New and Improved Proofs of Concept
Despite the steps taken by vendors such as Hortonworks to fortify their distributions, users still have concerns about Hadoop security.
Security is "still embryonic in Hadoop," says John Williams, senior vice president of platform operations at TrueCar, a Santa Monica, Calif.-based automotive data company that provides a negotiation-free car-buying service.
TrueCar processes and analyzes reams of data to help people decide what vehicle to buy. The company handles nearly 700 gigabytes of "primarily unstructured data like new vehicle models, used car inventory and auction data," as well as 100 million vehicle images every day, according to Williams. "Our data ecosystem is gigantic," he says.

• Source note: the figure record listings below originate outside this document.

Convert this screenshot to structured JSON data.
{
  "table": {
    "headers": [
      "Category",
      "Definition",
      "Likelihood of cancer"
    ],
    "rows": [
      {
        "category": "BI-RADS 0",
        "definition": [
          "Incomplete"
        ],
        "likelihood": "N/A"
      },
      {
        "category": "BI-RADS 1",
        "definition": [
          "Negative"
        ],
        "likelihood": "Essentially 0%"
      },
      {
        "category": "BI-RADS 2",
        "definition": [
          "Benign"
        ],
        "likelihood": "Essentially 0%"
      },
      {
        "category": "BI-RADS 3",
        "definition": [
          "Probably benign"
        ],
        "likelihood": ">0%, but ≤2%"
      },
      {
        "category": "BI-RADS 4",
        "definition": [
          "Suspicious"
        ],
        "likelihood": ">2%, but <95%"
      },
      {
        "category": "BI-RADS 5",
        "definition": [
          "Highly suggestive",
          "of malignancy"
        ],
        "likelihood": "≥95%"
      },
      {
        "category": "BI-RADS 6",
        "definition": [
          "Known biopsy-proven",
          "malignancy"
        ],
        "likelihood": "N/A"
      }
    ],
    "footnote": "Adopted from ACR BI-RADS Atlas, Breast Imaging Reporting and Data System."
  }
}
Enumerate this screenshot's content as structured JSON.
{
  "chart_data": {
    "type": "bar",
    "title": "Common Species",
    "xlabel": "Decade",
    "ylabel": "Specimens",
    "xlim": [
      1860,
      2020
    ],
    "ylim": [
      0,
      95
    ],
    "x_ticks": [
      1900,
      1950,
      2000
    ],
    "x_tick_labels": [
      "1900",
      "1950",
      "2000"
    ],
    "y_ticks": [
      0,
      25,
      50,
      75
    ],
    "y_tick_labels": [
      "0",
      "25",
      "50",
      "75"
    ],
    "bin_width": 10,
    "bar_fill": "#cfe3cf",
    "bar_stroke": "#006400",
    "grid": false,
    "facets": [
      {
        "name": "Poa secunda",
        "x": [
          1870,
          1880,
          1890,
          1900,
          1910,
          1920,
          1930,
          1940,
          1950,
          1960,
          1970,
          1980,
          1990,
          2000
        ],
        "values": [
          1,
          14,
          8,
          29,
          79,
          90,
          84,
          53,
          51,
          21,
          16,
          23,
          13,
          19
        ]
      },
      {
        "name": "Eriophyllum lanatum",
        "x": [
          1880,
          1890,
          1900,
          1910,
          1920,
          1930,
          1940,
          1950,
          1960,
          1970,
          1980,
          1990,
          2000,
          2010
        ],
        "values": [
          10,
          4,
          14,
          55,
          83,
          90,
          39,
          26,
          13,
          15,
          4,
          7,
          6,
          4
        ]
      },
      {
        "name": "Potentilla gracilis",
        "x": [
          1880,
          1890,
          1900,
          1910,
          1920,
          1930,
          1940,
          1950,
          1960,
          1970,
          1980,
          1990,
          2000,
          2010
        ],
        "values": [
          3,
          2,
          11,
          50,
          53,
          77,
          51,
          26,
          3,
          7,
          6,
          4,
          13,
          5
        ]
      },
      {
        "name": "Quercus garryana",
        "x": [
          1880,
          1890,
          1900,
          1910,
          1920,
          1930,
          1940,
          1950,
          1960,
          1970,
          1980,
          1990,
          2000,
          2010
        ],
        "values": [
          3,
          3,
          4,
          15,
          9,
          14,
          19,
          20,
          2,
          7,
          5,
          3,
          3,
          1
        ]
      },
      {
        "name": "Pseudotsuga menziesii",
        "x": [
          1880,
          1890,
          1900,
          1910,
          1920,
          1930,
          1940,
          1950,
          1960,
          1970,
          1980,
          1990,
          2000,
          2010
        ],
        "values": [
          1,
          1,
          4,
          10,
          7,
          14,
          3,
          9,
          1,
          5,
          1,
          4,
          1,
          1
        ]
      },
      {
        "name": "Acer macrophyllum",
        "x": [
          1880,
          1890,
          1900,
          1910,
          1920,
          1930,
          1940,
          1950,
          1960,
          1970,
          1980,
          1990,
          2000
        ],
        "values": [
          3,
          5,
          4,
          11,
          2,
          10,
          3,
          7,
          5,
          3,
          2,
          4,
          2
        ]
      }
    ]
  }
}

TrueCar turned to Hortonworks' Hadoop distribution to better interpret and parse the staggering amount of data it crunches. Key benefits include a faster development process for new products and reduced overhead on costly infrastructure. But more important, Williams says, TrueCar no longer needs to shoehorn data into a limited-size SQL infrastructure. Rather, he says that "with Hadoop, it becomes economical to never delete any data ever," resulting in "this unbelievably rich historical log of all the data from your business."
But because of concerns about security, "we realized we couldn't do a proof of concept [with Hadoop] that's going to involve customer data like names, addresses and phone numbers," Williams says. "It's not quite ready for that."

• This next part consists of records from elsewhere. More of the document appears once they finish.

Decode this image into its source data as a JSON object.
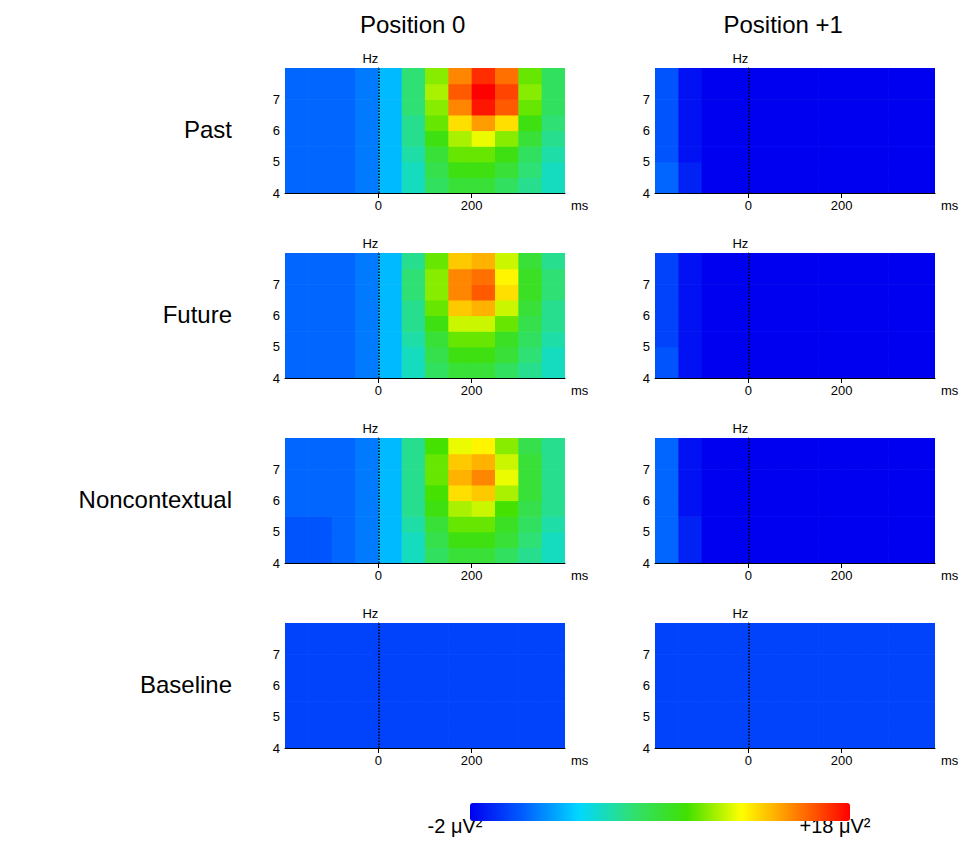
{
  "chart_data": {
    "type": "heatmap",
    "columns": [
      "Position 0",
      "Position +1"
    ],
    "rows": [
      "Past",
      "Future",
      "Noncontextual",
      "Baseline"
    ],
    "x_label": "ms",
    "y_label": "Hz",
    "xlim": [
      -200,
      400
    ],
    "xticks": [
      0,
      200
    ],
    "ylim": [
      4,
      8
    ],
    "yticks": [
      4,
      5,
      6,
      7
    ],
    "onset": 0,
    "x": [
      -175,
      -125,
      -75,
      -25,
      25,
      75,
      125,
      175,
      225,
      275,
      325,
      375
    ],
    "y": [
      4.25,
      4.75,
      5.25,
      5.75,
      6.25,
      6.75,
      7.25,
      7.75
    ],
    "colorbar": {
      "range": [
        -2,
        18
      ],
      "ticks": [
        {
          "value": -2,
          "label": "-2 μV²"
        },
        {
          "value": 18,
          "label": "+18 μV²"
        }
      ]
    },
    "panels": [
      {
        "row": "Past",
        "column": "Position 0",
        "cells": [
          [
            1,
            1,
            1,
            1.5,
            3,
            5,
            7,
            8,
            8,
            7,
            6,
            5
          ],
          [
            1,
            1,
            1,
            1.5,
            3,
            5,
            7.5,
            9,
            9,
            8,
            6.5,
            5
          ],
          [
            1,
            1,
            1,
            1.5,
            3,
            5.5,
            8,
            10,
            10,
            9,
            7,
            5.5
          ],
          [
            1,
            1,
            1,
            1.5,
            3,
            6,
            9,
            11,
            12,
            10.5,
            8,
            6
          ],
          [
            1,
            1,
            1,
            1.5,
            3,
            6,
            10,
            13,
            14.5,
            13,
            9,
            6.5
          ],
          [
            1,
            1,
            1,
            1.5,
            3,
            6.5,
            10.5,
            15,
            17.5,
            16,
            10,
            7
          ],
          [
            1,
            1,
            1,
            1.5,
            3,
            6.5,
            11,
            16,
            18,
            16.5,
            10.5,
            7
          ],
          [
            1,
            1,
            1,
            1.5,
            3,
            6.5,
            10.5,
            15,
            17,
            15.5,
            10,
            7
          ]
        ]
      },
      {
        "row": "Past",
        "column": "Position +1",
        "cells": [
          [
            1,
            -1,
            -2,
            -2,
            -2,
            -2,
            -2,
            -2,
            -2,
            -2,
            -2,
            -2
          ],
          [
            1,
            -1,
            -2,
            -2,
            -2,
            -2,
            -2,
            -2,
            -2,
            -2,
            -2,
            -2
          ],
          [
            0.5,
            -1.5,
            -2,
            -2,
            -2,
            -2,
            -2,
            -2,
            -2,
            -2,
            -2,
            -2
          ],
          [
            0.5,
            -1.5,
            -2,
            -2,
            -2,
            -2,
            -2,
            -2,
            -2,
            -2,
            -2,
            -2
          ],
          [
            0.5,
            -1.5,
            -2,
            -2,
            -2,
            -2,
            -2,
            -2,
            -2,
            -2,
            -2,
            -2
          ],
          [
            0.5,
            -1.5,
            -2,
            -2,
            -2,
            -2,
            -2,
            -2,
            -2,
            -2,
            -2,
            -2
          ],
          [
            0.5,
            -1.5,
            -2,
            -2,
            -2,
            -2,
            -2,
            -2,
            -2,
            -2,
            -2,
            -2
          ],
          [
            0.5,
            -1.5,
            -2,
            -2,
            -2,
            -2,
            -2,
            -2,
            -2,
            -2,
            -2,
            -2
          ]
        ]
      },
      {
        "row": "Future",
        "column": "Position 0",
        "cells": [
          [
            1,
            1,
            1,
            1.5,
            3,
            5,
            7,
            8,
            8,
            7,
            6,
            5
          ],
          [
            1,
            1,
            1,
            1.5,
            3,
            5,
            7.5,
            9,
            9,
            8,
            6.5,
            5
          ],
          [
            1,
            1,
            1,
            1.5,
            3,
            5.5,
            8,
            10,
            10,
            8.5,
            7,
            5.5
          ],
          [
            1,
            1,
            1,
            1.5,
            3,
            6,
            9,
            11.5,
            11.5,
            10,
            7.5,
            6
          ],
          [
            1,
            1,
            1,
            1.5,
            3,
            6,
            10,
            13.5,
            14,
            11.5,
            8,
            6
          ],
          [
            1,
            1,
            1,
            1.5,
            3,
            6.5,
            10.5,
            15,
            16,
            13,
            8.5,
            6.5
          ],
          [
            1,
            1,
            1,
            1.5,
            3,
            6.5,
            10.5,
            15,
            15.5,
            12.5,
            8.5,
            6.5
          ],
          [
            1,
            1,
            1,
            1.5,
            3,
            6,
            10,
            13.5,
            14,
            11.5,
            8,
            6
          ]
        ]
      },
      {
        "row": "Future",
        "column": "Position +1",
        "cells": [
          [
            0.5,
            -1.5,
            -2,
            -2,
            -2,
            -2,
            -2,
            -2,
            -2,
            -2,
            -2,
            -2
          ],
          [
            0.5,
            -1.5,
            -2,
            -2,
            -2,
            -2,
            -2,
            -2,
            -2,
            -2,
            -2,
            -2
          ],
          [
            0,
            -1.5,
            -2,
            -2,
            -2,
            -2,
            -2,
            -2,
            -2,
            -2,
            -2,
            -2
          ],
          [
            0,
            -1.5,
            -2,
            -2,
            -2,
            -2,
            -2,
            -2,
            -2,
            -2,
            -2,
            -2
          ],
          [
            0,
            -1.5,
            -2,
            -2,
            -2,
            -2,
            -2,
            -2,
            -2,
            -2,
            -2,
            -2
          ],
          [
            0,
            -1.5,
            -2,
            -2,
            -2,
            -2,
            -2,
            -2,
            -2,
            -2,
            -2,
            -2
          ],
          [
            0,
            -1.5,
            -2,
            -2,
            -2,
            -2,
            -2,
            -2,
            -2,
            -2,
            -2,
            -2
          ],
          [
            0,
            -1.5,
            -2,
            -2,
            -2,
            -2,
            -2,
            -2,
            -2,
            -2,
            -2,
            -2
          ]
        ]
      },
      {
        "row": "Noncontextual",
        "column": "Position 0",
        "cells": [
          [
            0.5,
            0.5,
            1,
            1.5,
            3,
            5,
            7,
            8,
            8,
            7,
            6,
            5
          ],
          [
            0.5,
            0.5,
            1,
            1.5,
            3,
            5,
            7.5,
            9,
            9,
            8,
            6.5,
            5
          ],
          [
            0.5,
            0.5,
            1,
            1.5,
            3,
            5.5,
            8,
            10,
            10,
            8.5,
            7,
            5.5
          ],
          [
            1,
            1,
            1,
            1.5,
            3,
            6,
            9,
            11,
            11.5,
            9.5,
            7.5,
            6
          ],
          [
            1,
            1,
            1,
            1.5,
            3,
            6,
            9.5,
            13,
            13.5,
            11,
            8,
            6
          ],
          [
            1,
            1,
            1,
            1.5,
            3,
            6,
            10,
            14,
            15,
            12,
            8,
            6
          ],
          [
            1,
            1,
            1,
            1.5,
            3,
            6,
            10,
            13.5,
            14,
            11.5,
            8,
            6
          ],
          [
            1,
            1,
            1,
            1.5,
            3,
            6,
            9.5,
            12,
            12.5,
            10.5,
            7.5,
            6
          ]
        ]
      },
      {
        "row": "Noncontextual",
        "column": "Position +1",
        "cells": [
          [
            1,
            -1,
            -2,
            -2,
            -2,
            -2,
            -2,
            -2,
            -2,
            -2,
            -2,
            -2
          ],
          [
            1,
            -1,
            -2,
            -2,
            -2,
            -2,
            -2,
            -2,
            -2,
            -2,
            -2,
            -2
          ],
          [
            1,
            -1,
            -2,
            -2,
            -2,
            -2,
            -2,
            -2,
            -2,
            -2,
            -2,
            -2
          ],
          [
            1,
            -1.5,
            -2,
            -2,
            -2,
            -2,
            -2,
            -2,
            -2,
            -2,
            -2,
            -2
          ],
          [
            1,
            -1.5,
            -2,
            -2,
            -2,
            -2,
            -2,
            -2,
            -2,
            -2,
            -2,
            -2
          ],
          [
            1,
            -1.5,
            -2,
            -2,
            -2,
            -2,
            -2,
            -2,
            -2,
            -2,
            -2,
            -2
          ],
          [
            1,
            -1.5,
            -2,
            -2,
            -2,
            -2,
            -2,
            -2,
            -2,
            -2,
            -2,
            -2
          ],
          [
            1,
            -1.5,
            -2,
            -2,
            -2,
            -2,
            -2,
            -2,
            -2,
            -2,
            -2,
            -2
          ]
        ]
      },
      {
        "row": "Baseline",
        "column": "Position 0",
        "cells": [
          [
            0,
            0,
            0,
            0,
            0,
            0,
            0,
            0,
            0,
            0,
            0,
            0
          ],
          [
            0,
            0,
            0,
            0,
            0,
            0,
            0,
            0,
            0,
            0,
            0,
            0
          ],
          [
            0,
            0,
            0,
            0,
            0,
            0,
            0,
            0,
            0,
            0,
            0,
            0
          ],
          [
            0,
            0,
            0,
            0,
            0,
            0,
            0,
            0,
            0,
            0,
            0,
            0
          ],
          [
            0,
            0,
            0,
            0,
            0,
            0,
            0,
            0,
            0,
            0,
            0,
            0
          ],
          [
            0,
            0,
            0,
            0,
            0,
            0,
            0,
            0,
            0,
            0,
            0,
            0
          ],
          [
            0,
            0,
            0,
            0,
            0,
            0,
            0,
            0,
            0,
            0,
            0,
            0
          ],
          [
            0,
            0,
            0,
            0,
            0,
            0,
            0,
            0,
            0,
            0,
            0,
            0
          ]
        ]
      },
      {
        "row": "Baseline",
        "column": "Position +1",
        "cells": [
          [
            0,
            0,
            0,
            0,
            0,
            0,
            0,
            0,
            0,
            0,
            0,
            0
          ],
          [
            0,
            0,
            0,
            0,
            0,
            0,
            0,
            0,
            0,
            0,
            0,
            0
          ],
          [
            0,
            0,
            0,
            0,
            0,
            0,
            0,
            0,
            0,
            0,
            0,
            0
          ],
          [
            0,
            0,
            0,
            0,
            0,
            0,
            0,
            0,
            0,
            0,
            0,
            0
          ],
          [
            0,
            0,
            0,
            0,
            0,
            0,
            0,
            0,
            0,
            0,
            0,
            0
          ],
          [
            0,
            0,
            0,
            0,
            0,
            0,
            0,
            0,
            0,
            0,
            0,
            0
          ],
          [
            0,
            0,
            0,
            0,
            0,
            0,
            0,
            0,
            0,
            0,
            0,
            0
          ],
          [
            0,
            0,
            0,
            0,
            0,
            0,
            0,
            0,
            0,
            0,
            0,
            0
          ]
        ]
      }
    ]
  }
}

Hadoop security "is a big concern" for ComScore as well, says Brown, noting that the company has taken considerable steps to better secure its data. "We have one set of networks for the capture of data and one set of networks for the processing of data," he explains. Additional precautions include relying on a standard Active Directory security infrastructure and ensuring field-level encryption on sensitive data.
So how can organizations determine whether the benefits of business-friendly Hadoop systems outweigh the platform's security risks? For many, the answer is an elaborate proof of concept to demonstrate how Hadoop and its related tools can be integrated into an enterprise's existing architecture.
For example, TrueCar could have taken a traditional approach to testing Hadoop by simply running a handful of queries on Apache Hive data warehouse software. Instead, it opted for an "outside the box" experiment that involved performing "a massively parallel ingest on thousands of gnarly formatted data files" on Hadoop, Williams says. "When that proof of concept succeeded, it just blew everyone's mind."